The new Insurance Act enables new license categories for inclusive insurance distribution channels: the “microinsurance agent”, a person who acts as an insurance agent, specifically dealing with microinsurance contracts, and the “technical service provider”, a company who offers support for the provision of insurance services, including a) product development services; b) underwriting policies; c) distributing policies; d) administration of policies, including premium collection and customer services; and e) administration of claims. It also allows for the exemption of specified persons from the requirement to obtain an insurance intermediary license to act as an insurance agent for the distribution and sale of inclusive and microinsurance contracts.
Furthermore, the law provides a set of enabling rules for the creation of a sandbox space that encompasses licenses for innovative insurance intermediaries, insurers and reinsurers. These licenses are conditional to projects that incorporate new or different technological or innovative measures, and they can last up to two years. The applicant needs to demonstrate that its customers have been adequately protected; and that the grant of the innovative license will not materially impact the NIC’s ability to supervise. And it goes further, in considering consumer protection, the NIC should consider the sophistication of the customer.

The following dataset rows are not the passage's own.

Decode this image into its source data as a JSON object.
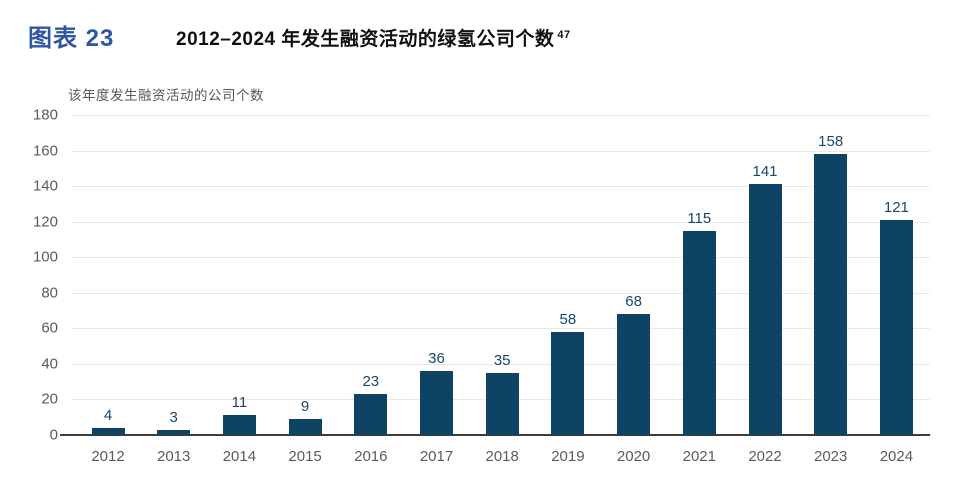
{
  "header": {
    "figure_label": "图表 23",
    "title": "2012–2024 年发生融资活动的绿氢公司个数",
    "footnote_ref": "47",
    "subtitle": "该年度发生融资活动的公司个数"
  },
  "colors": {
    "accent_blue": "#2f55a4",
    "bar": "#0f4366",
    "value_label": "#17476b",
    "tick_text": "#5b5b5b",
    "gridline": "#e9e9e9",
    "axis_line": "#3d3d3d"
  },
  "chart_data": {
    "type": "bar",
    "title": "2012–2024 年发生融资活动的绿氢公司个数",
    "subtitle_unit": "该年度发生融资活动的公司个数",
    "categories": [
      "2012",
      "2013",
      "2014",
      "2015",
      "2016",
      "2017",
      "2018",
      "2019",
      "2020",
      "2021",
      "2022",
      "2023",
      "2024"
    ],
    "values": [
      4,
      3,
      11,
      9,
      23,
      36,
      35,
      58,
      68,
      115,
      141,
      158,
      121
    ],
    "xlabel": "",
    "ylabel": "该年度发生融资活动的公司个数",
    "ylim": [
      0,
      180
    ],
    "ytick_step": 20,
    "grid": true,
    "legend": false,
    "data_labels": true
  }
}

Having successfully ticked the five key boxes for regulatory quality, all these elements together seem to justify the excitement of the insurance authority and of the market as a whole. Collaboratively, a well-rounded framework was built, with malleability for regulatory development moving forward. With such an enabling regulatory environment now in place, players from across the insurance value chain are well-poised to design relevant products to take people’s protection to a new scale in Ghana.